We hang the petty thieves and appoint the great ones to public office — Aesop.
This newspaper on Saturday published a story on our county commissioners’ post-meeting meals — not with eagerness and glee, but with reluctance and only after careful consideration.
We knew that doing so would feed the perception that some commissioners are trying to paint that The Robesonian is being purposely divisive — an offering that implodes easily enough because the great majority of people in this county agree with us, and not the commissioners. Residents aren’t fracturing over this matter, they are joining hands.
We have known for months that the commissioners and county staff routinely leave their meetings for some of the county’s nicest dining establishments and then stick the state’s poorest and highest-taxed residents with the bill. But we balked at doing a story, not because the public doesn’t have a right to know, but because we had assurances from four county commissioners that they understood that their pay, benefits and discretionary funds were exorbitant, and that they would work to make the necessary changes.
The post-meeting meals are more offensive when lined up beside this pilfering of the public treasury, and the promised corrections would have made the $5,600 spent on food during the past year less worrisome. But nothing has been done, despite the assurances and Commission Chairman Noah Woods’ promise of an open discussion.
We asked the few commissioners who still return our phone calls why they don’t use their stipend — at $700 a month, the highest in the state — to pay for their meals. They said, and we will paraphrase, that that’s how it’s always been done. Has anyone ever campaigned for public office with the promise to follow, and not to lead?
The reality is that the stipend, which is awarded without a commissioner producing a single receipt, isn’t for travel, food and expenses incurred while working as a commissioner, but is simply salary that has been cleverly camouflaged. The county cannot even produce a policy on the stipend, so $67,200 is distributed each year to our commissioners without any strings attached.
The current commissioners want you to believe they inherited this atrocity, but it’s not true.
Our county commissioners have not always had salaries that rank among the highest in the state.
Our county commissioners have not always had the highest stipend in the state.
Our county commissioners have not always had free health insurance for themselves and their families.

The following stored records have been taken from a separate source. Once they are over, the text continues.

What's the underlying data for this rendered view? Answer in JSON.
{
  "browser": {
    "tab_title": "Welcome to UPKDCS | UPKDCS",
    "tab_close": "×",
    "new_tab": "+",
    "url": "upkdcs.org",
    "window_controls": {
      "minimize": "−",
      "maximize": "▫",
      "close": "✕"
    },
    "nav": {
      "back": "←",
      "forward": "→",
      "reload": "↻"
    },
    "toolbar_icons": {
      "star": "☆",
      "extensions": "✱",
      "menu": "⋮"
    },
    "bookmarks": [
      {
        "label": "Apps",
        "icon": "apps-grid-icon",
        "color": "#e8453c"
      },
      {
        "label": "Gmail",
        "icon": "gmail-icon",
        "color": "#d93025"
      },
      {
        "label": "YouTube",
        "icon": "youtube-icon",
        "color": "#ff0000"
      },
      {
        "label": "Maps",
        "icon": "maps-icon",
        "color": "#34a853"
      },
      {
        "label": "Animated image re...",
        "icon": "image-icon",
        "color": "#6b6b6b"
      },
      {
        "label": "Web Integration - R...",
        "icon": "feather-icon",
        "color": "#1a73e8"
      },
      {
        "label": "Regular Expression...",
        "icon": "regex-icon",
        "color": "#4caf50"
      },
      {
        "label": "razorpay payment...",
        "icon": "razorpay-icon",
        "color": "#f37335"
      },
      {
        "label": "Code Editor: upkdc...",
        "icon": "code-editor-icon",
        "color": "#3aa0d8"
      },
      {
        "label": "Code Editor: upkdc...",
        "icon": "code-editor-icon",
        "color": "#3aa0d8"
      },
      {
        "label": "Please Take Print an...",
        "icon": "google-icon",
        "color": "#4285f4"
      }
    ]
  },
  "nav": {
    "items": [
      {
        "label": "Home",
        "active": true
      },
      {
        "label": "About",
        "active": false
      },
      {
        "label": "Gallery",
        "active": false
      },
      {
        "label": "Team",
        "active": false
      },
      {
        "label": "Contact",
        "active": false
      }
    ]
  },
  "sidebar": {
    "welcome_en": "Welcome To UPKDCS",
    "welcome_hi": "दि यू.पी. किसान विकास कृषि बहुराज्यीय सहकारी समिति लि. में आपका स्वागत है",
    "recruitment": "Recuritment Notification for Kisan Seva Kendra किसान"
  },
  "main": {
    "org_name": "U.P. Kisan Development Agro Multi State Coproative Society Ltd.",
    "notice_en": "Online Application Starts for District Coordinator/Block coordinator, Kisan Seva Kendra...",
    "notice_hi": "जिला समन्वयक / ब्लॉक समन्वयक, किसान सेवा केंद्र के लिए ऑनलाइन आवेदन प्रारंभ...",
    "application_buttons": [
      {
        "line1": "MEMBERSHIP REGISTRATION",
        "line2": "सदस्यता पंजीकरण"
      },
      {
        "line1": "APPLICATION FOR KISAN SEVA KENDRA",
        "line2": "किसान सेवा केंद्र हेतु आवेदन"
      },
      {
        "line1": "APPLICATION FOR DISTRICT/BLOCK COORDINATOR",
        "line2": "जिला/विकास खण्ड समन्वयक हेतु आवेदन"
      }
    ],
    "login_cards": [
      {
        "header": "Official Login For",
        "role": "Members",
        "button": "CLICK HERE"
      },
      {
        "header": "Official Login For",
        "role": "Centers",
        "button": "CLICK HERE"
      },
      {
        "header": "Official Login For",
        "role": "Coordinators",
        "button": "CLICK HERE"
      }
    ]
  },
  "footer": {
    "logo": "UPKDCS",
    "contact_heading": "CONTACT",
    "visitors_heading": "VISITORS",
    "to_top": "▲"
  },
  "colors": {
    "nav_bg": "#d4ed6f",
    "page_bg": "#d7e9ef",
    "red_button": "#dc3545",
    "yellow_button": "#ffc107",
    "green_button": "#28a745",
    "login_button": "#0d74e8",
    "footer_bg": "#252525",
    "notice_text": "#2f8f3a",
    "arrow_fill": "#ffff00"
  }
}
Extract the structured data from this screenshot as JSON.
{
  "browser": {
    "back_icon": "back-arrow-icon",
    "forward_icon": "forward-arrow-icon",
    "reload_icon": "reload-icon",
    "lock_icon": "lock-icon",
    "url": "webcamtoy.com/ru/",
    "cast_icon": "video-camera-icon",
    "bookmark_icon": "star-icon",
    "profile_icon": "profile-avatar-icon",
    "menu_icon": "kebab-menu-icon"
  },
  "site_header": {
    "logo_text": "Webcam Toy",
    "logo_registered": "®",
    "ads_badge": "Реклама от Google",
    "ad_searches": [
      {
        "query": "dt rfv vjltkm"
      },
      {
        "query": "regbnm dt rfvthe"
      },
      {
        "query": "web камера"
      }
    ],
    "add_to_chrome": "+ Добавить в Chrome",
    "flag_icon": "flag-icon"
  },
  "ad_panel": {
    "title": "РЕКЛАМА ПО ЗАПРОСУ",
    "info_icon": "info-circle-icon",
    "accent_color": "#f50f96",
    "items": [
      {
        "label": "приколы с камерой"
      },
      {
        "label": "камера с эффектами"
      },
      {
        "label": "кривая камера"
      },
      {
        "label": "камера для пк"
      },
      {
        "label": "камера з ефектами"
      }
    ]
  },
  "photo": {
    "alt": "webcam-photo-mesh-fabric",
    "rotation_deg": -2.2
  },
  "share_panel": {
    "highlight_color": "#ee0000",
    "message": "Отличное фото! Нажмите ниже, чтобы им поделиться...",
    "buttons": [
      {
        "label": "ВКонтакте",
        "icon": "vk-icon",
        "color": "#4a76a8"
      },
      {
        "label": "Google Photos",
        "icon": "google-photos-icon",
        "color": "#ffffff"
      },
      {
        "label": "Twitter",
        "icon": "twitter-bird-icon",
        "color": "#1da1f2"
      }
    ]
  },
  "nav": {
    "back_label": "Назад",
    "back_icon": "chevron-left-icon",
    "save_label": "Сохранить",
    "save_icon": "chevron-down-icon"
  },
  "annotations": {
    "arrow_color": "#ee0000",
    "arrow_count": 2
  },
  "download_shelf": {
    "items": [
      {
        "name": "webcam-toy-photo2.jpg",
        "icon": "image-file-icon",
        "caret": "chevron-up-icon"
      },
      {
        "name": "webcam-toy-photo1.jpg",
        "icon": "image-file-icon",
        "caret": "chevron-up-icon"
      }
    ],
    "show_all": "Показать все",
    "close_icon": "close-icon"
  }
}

Our county commissioners have not always had a retirement plan that you fund.
And our county commissioners did not always have a plan that allowed them to continue to draw a salary after they left office, a scheme they sprinted from the moment it was exposed.
The truth is, the pay, benefits and discretionary funds have been stacked up during the past 15 years or so. Look no further to the past than the current fiscal year, when the commissioners’ pay was increased and $80,000 of discretionary money was added.
If you want to assign blame proportionately, this should help: Woods has been a commissioner for 23 years; Raymond Cummings, 17 years; Tom Taylor, 13 years; Hubert Sealey, 11 years; Roger Oxendine, seven years; Jerry Stephens, six years; Lance Herndon, four years; and David Edge, three years.
We began today’s Our View with a quote from Aesop that is incriminating, so allow us to retreat from it slightly: We don’t believe that all our county commissioners have chosen public service as a path to enrich themselves. But we continue to wait for those who did not do so to identify themselves.